Embattled Clarke still valuable for Australia: Border
The 34-year-old made the decision after discussions with his pregnant wife Kyly on Friday night, with Australia just three wickets away from handing England an unassailable 3-1 lead in the series.
For those living without phone, internet or television aerial connections, I’m talking about the 11 national representatives who were masquerading as batsmen at the Trent Bridge cricket ground in Nottingham.
“The criticisms of my game at the moment are deserved and I wouldn’t expect anything different, especially as the captain of the team”, he said in a column for Sydney’s Daily Telegraph.
Border believes Clarke still has a role to play in the current team and his proven record gives him the right to call time on his career.
“You never want to walk away”.
“There is no doubt I will always hold myself accountable as captain of the team”.
“I know it sounds a bit silly when you are 2-1 up – but the pressure was on here, on that first morning”.
“I’ve read that, but the selectors did not speak to me at all about being dropped or standing down or retiring”, he said.
The latest one adds weight to the notion he may be the casualty of it. But while he did get his foot to the pitch of the ball he fell to, unlike to Stuart Broad a day earlier, it made little difference to the way he struck the ball.
He might have harboured hopes of a similar dream departure in the longer format, but instead he has chalked up a fourth successive Ashes defeat on England’s patch – following 2005, 2009 and 2013 losses.
Clarke was adamant the outcome of the Trent Bridge Test, for the team as well as himself, would have no bearing on his intention to continue to play Test cricket.
Joe Root, with his second century of the series, and more career-best bowling as Ben Stokes took six for 36 in the second innings, hastened the decline of the tourists who will also lose their captain at the end of this campaign.

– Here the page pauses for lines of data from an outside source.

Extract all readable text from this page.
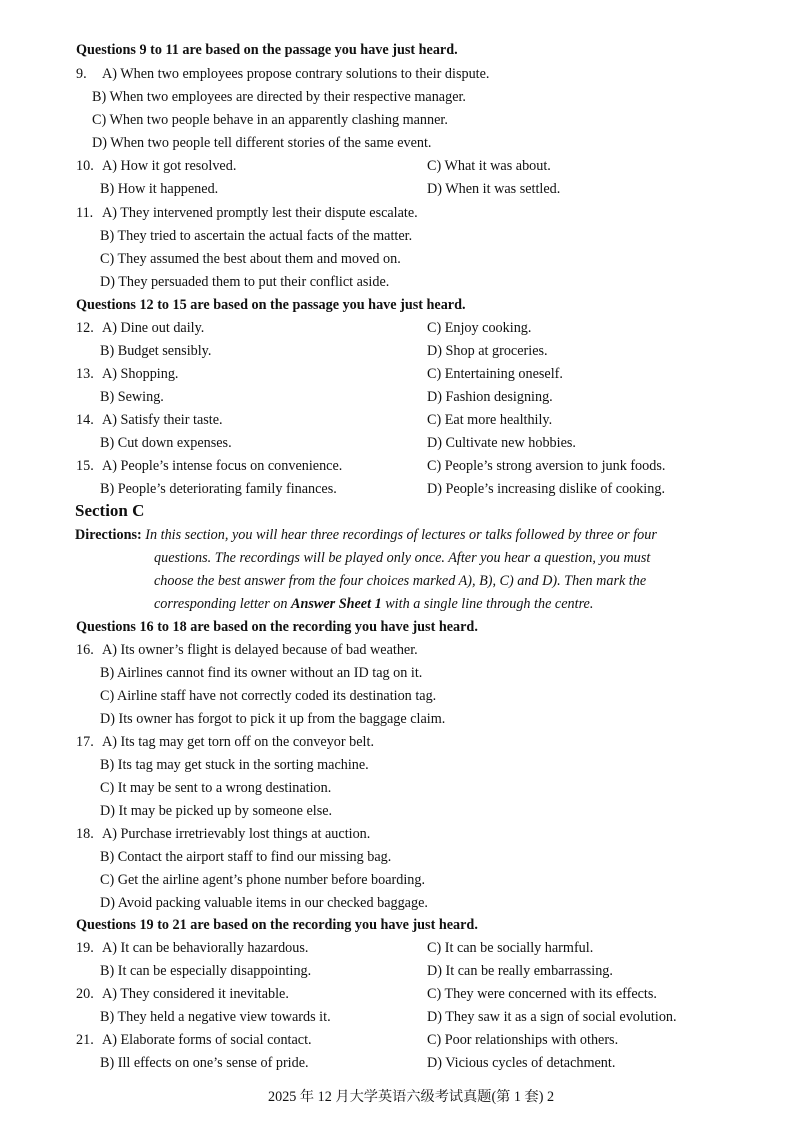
Questions 9 to 11 are based on the passage you have just heard.
9. A) When two employees propose contrary solutions to their dispute.
B) When two employees are directed by their respective manager.
C) When two people behave in an apparently clashing manner.
D) When two people tell different stories of the same event.
10. A) How it got resolved.	C) What it was about.
B) How it happened.	D) When it was settled.
11. A) They intervened promptly lest their dispute escalate.
B) They tried to ascertain the actual facts of the matter.
C) They assumed the best about them and moved on.
D) They persuaded them to put their conflict aside.
Questions 12 to 15 are based on the passage you have just heard.
12. A) Dine out daily.	C) Enjoy cooking.
B) Budget sensibly.	D) Shop at groceries.
13. A) Shopping.	C) Entertaining oneself.
B) Sewing.	D) Fashion designing.
14. A) Satisfy their taste.	C) Eat more healthily.
B) Cut down expenses.	D) Cultivate new hobbies.
15. A) People’s intense focus on convenience.	C) People’s strong aversion to junk foods.
B) People’s deteriorating family finances.	D) People’s increasing dislike of cooking.
Section C
Directions: In this section, you will hear three recordings of lectures or talks followed by three or four
questions. The recordings will be played only once. After you hear a question, you must
choose the best answer from the four choices marked A), B), C) and D). Then mark the
corresponding letter on Answer Sheet 1 with a single line through the centre.
Questions 16 to 18 are based on the recording you have just heard.
16. A) Its owner’s flight is delayed because of bad weather.
B) Airlines cannot find its owner without an ID tag on it.
C) Airline staff have not correctly coded its destination tag.
D) Its owner has forgot to pick it up from the baggage claim.
17. A) Its tag may get torn off on the conveyor belt.
B) Its tag may get stuck in the sorting machine.
C) It may be sent to a wrong destination.
D) It may be picked up by someone else.
18. A) Purchase irretrievably lost things at auction.
B) Contact the airport staff to find our missing bag.
C) Get the airline agent’s phone number before boarding.
D) Avoid packing valuable items in our checked baggage.
Questions 19 to 21 are based on the recording you have just heard.
19. A) It can be behaviorally hazardous.	C) It can be socially harmful.
B) It can be especially disappointing.	D) It can be really embarrassing.
20. A) They considered it inevitable.	C) They were concerned with its effects.
B) They held a negative view towards it.	D) They saw it as a sign of social evolution.
21. A) Elaborate forms of social contact.	C) Poor relationships with others.
B) Ill effects on one’s sense of pride.	D) Vicious cycles of detachment.
2025 年 12 月大学英语六级考试真题(第 1 套) 2
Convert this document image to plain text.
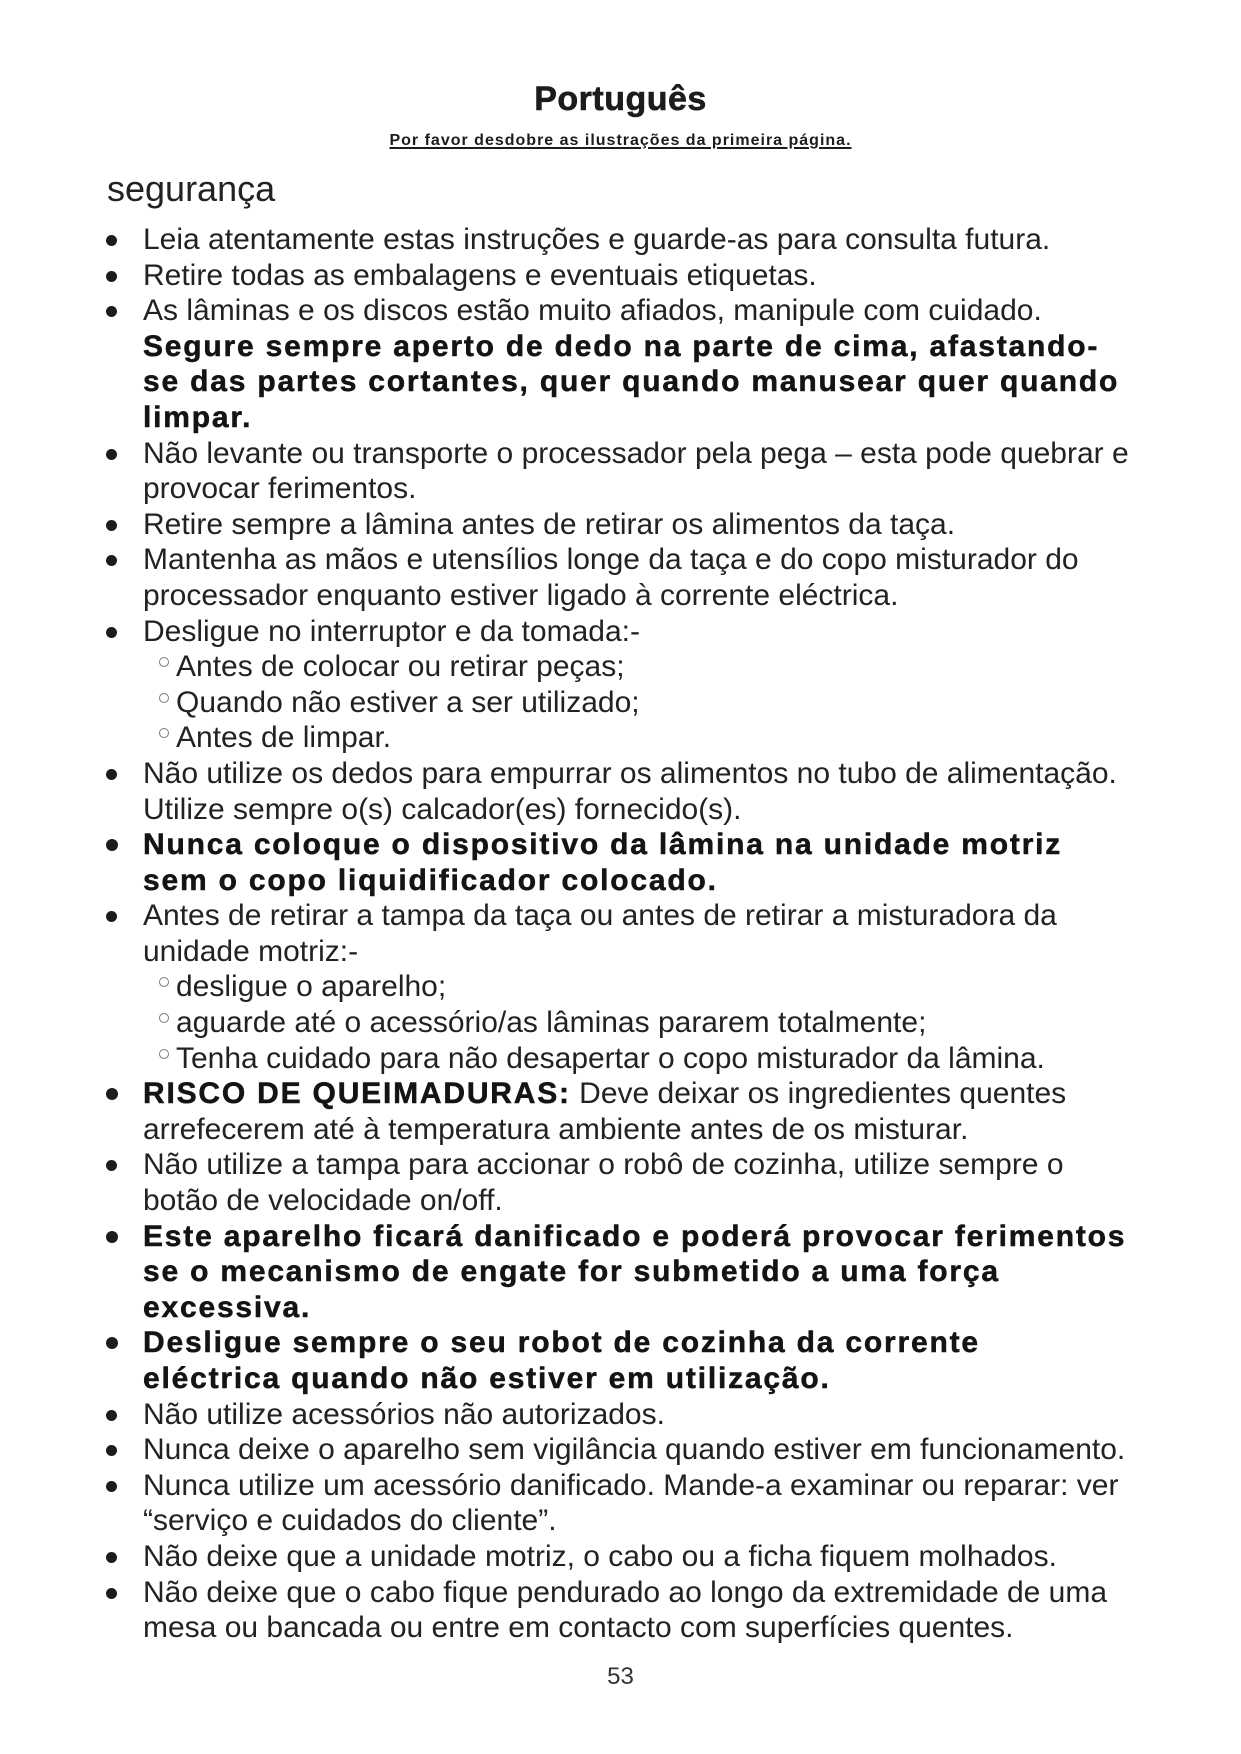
Português
Por favor desdobre as ilustrações da primeira página.
segurança
Leia atentamente estas instruções e guarde-as para consulta futura.
Retire todas as embalagens e eventuais etiquetas.
As lâminas e os discos estão muito afiados, manipule com cuidado.
Segure sempre aperto de dedo na parte de cima, afastando-
se das partes cortantes, quer quando manusear quer quando
limpar.
Não levante ou transporte o processador pela pega – esta pode quebrar e
provocar ferimentos.
Retire sempre a lâmina antes de retirar os alimentos da taça.
Mantenha as mãos e utensílios longe da taça e do copo misturador do
processador enquanto estiver ligado à corrente eléctrica.
Desligue no interruptor e da tomada:-
Antes de colocar ou retirar peças;
Quando não estiver a ser utilizado;
Antes de limpar.
Não utilize os dedos para empurrar os alimentos no tubo de alimentação.
Utilize sempre o(s) calcador(es) fornecido(s).
Nunca coloque o dispositivo da lâmina na unidade motriz
sem o copo liquidificador colocado.
Antes de retirar a tampa da taça ou antes de retirar a misturadora da
unidade motriz:-
desligue o aparelho;
aguarde até o acessório/as lâminas pararem totalmente;
Tenha cuidado para não desapertar o copo misturador da lâmina.
RISCO DE QUEIMADURAS: Deve deixar os ingredientes quentes
arrefecerem até à temperatura ambiente antes de os misturar.
Não utilize a tampa para accionar o robô de cozinha, utilize sempre o
botão de velocidade on/off.
Este aparelho ficará danificado e poderá provocar ferimentos
se o mecanismo de engate for submetido a uma força
excessiva.
Desligue sempre o seu robot de cozinha da corrente
eléctrica quando não estiver em utilização.
Não utilize acessórios não autorizados.
Nunca deixe o aparelho sem vigilância quando estiver em funcionamento.
Nunca utilize um acessório danificado. Mande-a examinar ou reparar: ver
“serviço e cuidados do cliente”.
Não deixe que a unidade motriz, o cabo ou a ficha fiquem molhados.
Não deixe que o cabo fique pendurado ao longo da extremidade de uma
mesa ou bancada ou entre em contacto com superfícies quentes.
53
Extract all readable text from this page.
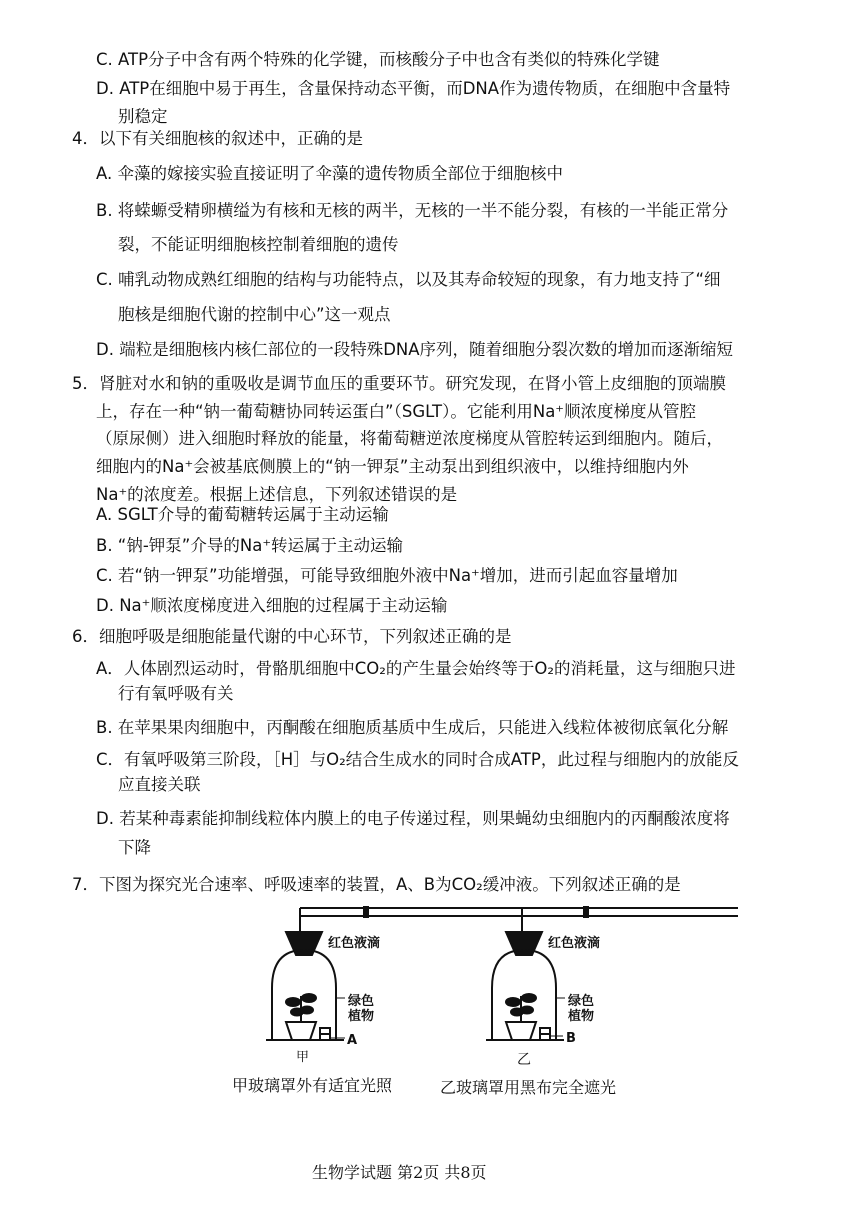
C. ATP分子中含有两个特殊的化学键，而核酸分子中也含有类似的特殊化学键
D. ATP在细胞中易于再生，含量保持动态平衡，而DNA作为遗传物质，在细胞中含量特
别稳定
4．以下有关细胞核的叙述中，正确的是
A. 伞藻的嫁接实验直接证明了伞藻的遗传物质全部位于细胞核中
B. 将蝾螈受精卵横缢为有核和无核的两半，无核的一半不能分裂，有核的一半能正常分
裂，不能证明细胞核控制着细胞的遗传
C. 哺乳动物成熟红细胞的结构与功能特点，以及其寿命较短的现象，有力地支持了“细
胞核是细胞代谢的控制中心”这一观点
D. 端粒是细胞核内核仁部位的一段特殊DNA序列，随着细胞分裂次数的增加而逐渐缩短
5．肾脏对水和钠的重吸收是调节血压的重要环节。研究发现，在肾小管上皮细胞的顶端膜
上，存在一种“钠一葡萄糖协同转运蛋白”（SGLT）。它能利用Na⁺顺浓度梯度从管腔
（原尿侧）进入细胞时释放的能量，将葡萄糖逆浓度梯度从管腔转运到细胞内。随后，
细胞内的Na⁺会被基底侧膜上的“钠一钾泵”主动泵出到组织液中，以维持细胞内外
Na⁺的浓度差。根据上述信息，下列叙述错误的是
A. SGLT介导的葡萄糖转运属于主动运输
B. “钠-钾泵”介导的Na⁺转运属于主动运输
C. 若“钠一钾泵”功能增强，可能导致细胞外液中Na⁺增加，进而引起血容量增加
D. Na⁺顺浓度梯度进入细胞的过程属于主动运输
6．细胞呼吸是细胞能量代谢的中心环节，下列叙述正确的是
A．人体剧烈运动时，骨骼肌细胞中CO₂的产生量会始终等于O₂的消耗量，这与细胞只进
行有氧呼吸有关
B. 在苹果果肉细胞中，丙酮酸在细胞质基质中生成后，只能进入线粒体被彻底氧化分解
C．有氧呼吸第三阶段，［H］与O₂结合生成水的同时合成ATP，此过程与细胞内的放能反
应直接关联
D. 若某种毒素能抑制线粒体内膜上的电子传递过程，则果蝇幼虫细胞内的丙酮酸浓度将
下降
7．下图为探究光合速率、呼吸速率的装置，A、B为CO₂缓冲液。下列叙述正确的是
红色液滴
绿色
植物
A
甲
红色液滴
绿色
植物
B
乙
甲玻璃罩外有适宜光照	乙玻璃罩用黑布完全遮光
生物学试题 第2页 共8页
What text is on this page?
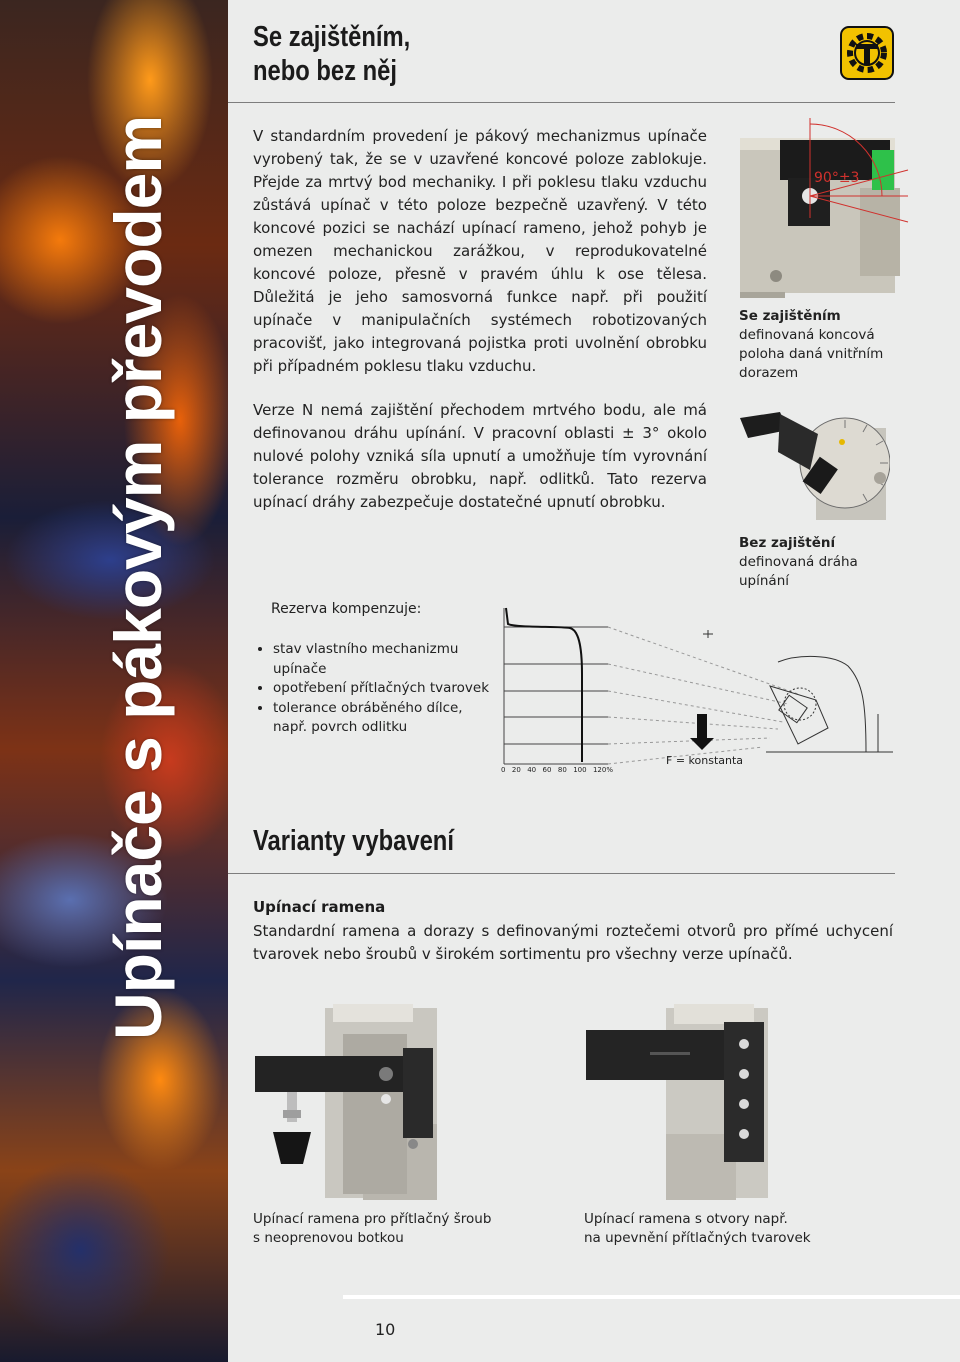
Upínače s pákovým převodem
Se zajištěním,
nebo bez něj

V standardním provedení je pákový mechanizmus upínače vyrobený tak, že se v uzavřené koncové poloze zablokuje. Přejde za mrtvý bod mechaniky. I při poklesu tlaku vzduchu zůstává upínač v této poloze bezpečně uzavřený. V této koncové pozici se nachází upínací rameno, jehož pohyb je omezen mechanickou zarážkou, v reprodukovatelné koncové poloze, přesně v pravém úhlu k ose tělesa. Důležitá je jeho samosvorná funkce např. při použití upínače v manipulačních systémech robotizovaných pracovišť, jako integrovaná pojistka proti uvolnění obrobku při případném poklesu tlaku vzduchu.

Verze N nemá zajištění přechodem mrtvého bodu, ale má definovanou dráhu upínání. V pracovní oblasti ± 3° okolo nulové polohy vzniká síla upnutí a umožňuje tím vyrovnání tolerance rozměru obrobku, např. odlitků. Tato rezerva upínací dráhy zabezpečuje dostatečné upnutí obrobku.

90°±3
Se zajištěním
definovaná koncová poloha daná vnitřním dorazem
Bez zajištění
definovaná dráha upínání
Rezerva kompenzuje:
• stav vlastního mechanizmu upínače
• opotřebení přítlačných tvarovek
• tolerance obráběného dílce, např. povrch odlitku
0 20 40 60 80 100 120%
F = konstanta
Varianty vybavení
Upínací ramena

Standardní ramena a dorazy s definovanými roztečemi otvorů pro přímé uchycení tvarovek nebo šroubů v širokém sortimentu pro všechny verze upínačů.

Upínací ramena pro přítlačný šroub
s neoprenovou botkou
Upínací ramena s otvory např.
na upevnění přítlačných tvarovek
10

“My legacy will be dictated by others”.
Alastair Cook’s England came of age to regain the Ashes with a match to spare – much to the surprise of their captain. “I think my career, like my batting, has been highs and lows”. And all these stats make him one of the best batsmen of all time irrespective of his recent form as he could only manage to average at a miserable 16.71 this Ashes series.
“We have had a number of battles both as captain and as players”.
Or are they our best Test match batsmen we have available?